The circumcenter $C$ is in fact not needed explicitly. Equation \eqref{eq1} can be expanded as $$\begin{align} \|S\|^2 + \|C\|^2 - 2S\cdot C = &\alpha_1\left[\|P\|^2 + \|C\|^2 - 2P\cdot C\right]\\ + &\alpha_2\left[\|Q\|^2 + \|C\|^2 - 2Q\cdot C\right]\\ + &\alpha_3\left[\|R\|^2 + \|C\|^2 - 2R\cdot C\right]. \end{align}$$ Since $\alpha_1 + \alpha_2 + \alpha_3 = 1$, we can remove the $\|C\|^2$ terms as redundant to the equality. Further, since $S = \alpha_1 P + \alpha_2 Q + \alpha_3 R$, we can remove the dot product terms as well, as this equality will always hold whether or not $\|S - C\|^2 = r^2$. Therefore we have the simplified determinant equation $$\det \begin{bmatrix} p_x & p_y & p_x^2+p_y^2 & 1 \\ q_x & q_y & q_x^2+q_y^2 & 1 \\ r_x & r_y & r_x^2+r_y^2 & 1 \\ s_x & s_y & s_x^2+s_y^2 & 1 \\ \end{bmatrix} = 0, \tag{2}\label{eq2}$$ which when expanded will necessarily give a quadratic equation in $s_x,s_y$ whose roots are on the circumcircle of $PQR$. Now imagine the paraboloidal graph of this equation. Clearly, to create a circle, the paraboloid must cut the 0-plane, giving oppositely signed values inside and outside the circle. The sign is arbitrary, as swapping any two columns in \eqref{eq2} would reverse it. It happens that in this case the value is positive on the interior of the circumcircle.

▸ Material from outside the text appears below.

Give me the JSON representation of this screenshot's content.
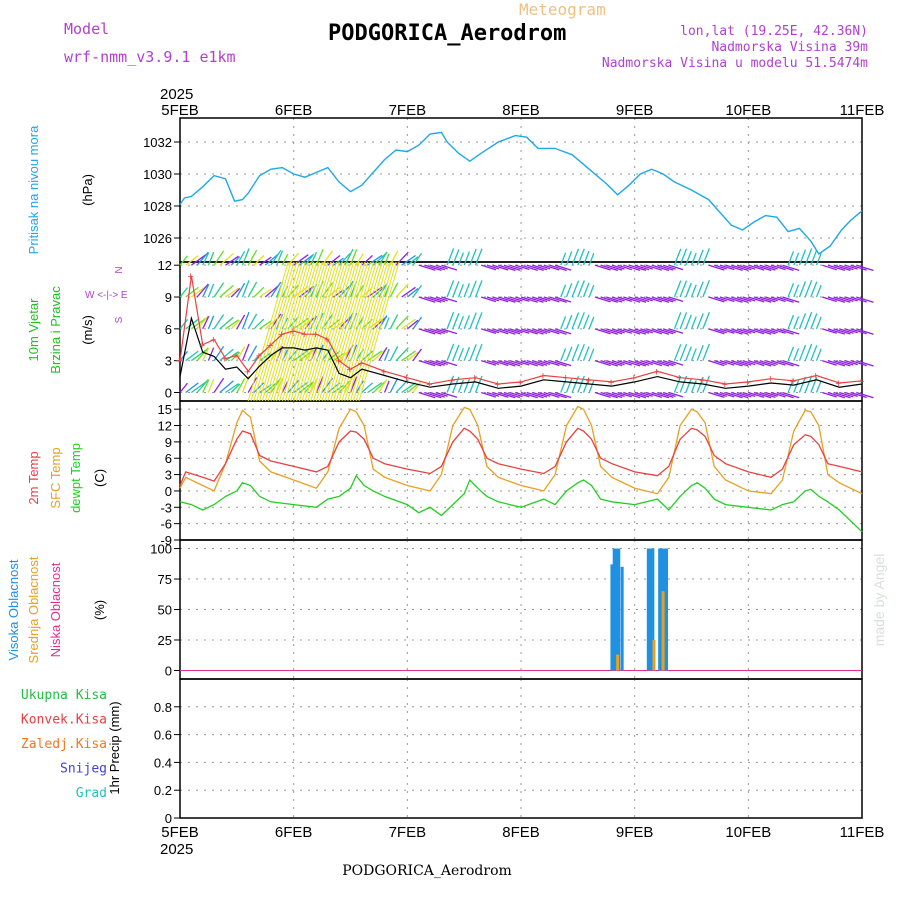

Following the hints from J.M., I was able to get the answer.
$$\det \begin{bmatrix} p_x & p_y & p_x^2+p_y^2 & 1 \\ q_x & q_y & q_x^2+q_y^2 & 1 \\ r_x & r_y & r_x^2+r_y^2 & 1 \\ s_x & s_y & s_x^2+s_y^2 & 1 \\ \end{bmatrix} $$
$$ =-a(s_x^2+s_y^2)-bs_x+cs_y+d\\ =-a(s_x^2+s_y^2+\frac{b}{a}s_x-\frac{c}{a}s_y+\frac{d}{a})\\ =-a((s_x+\frac{b}{2a})^2+(s_y-\frac{c}{2a})^2-\frac{b^2+a^2}{4a^2}+\frac{d}{a} )\\ =-a((s_x+\frac{b}{2a})^2+(s_y-\frac{c}{2a})^2-r^2 )\\ $$
where $a=\det \begin{bmatrix} p_x & p_y & 1 \\ q_x & q_y & 1 \\ r_x & r_y & 1 \\ \end{bmatrix}$ and $r=\frac{\sqrt{b^2+c^2-4ad}}{2a}$. Since $p,q,r$ are in clockwise order, $a>0$ and $d<0$. Therefore, the determinant in question is positiver if and only if $s$ lies inside the circumcircle.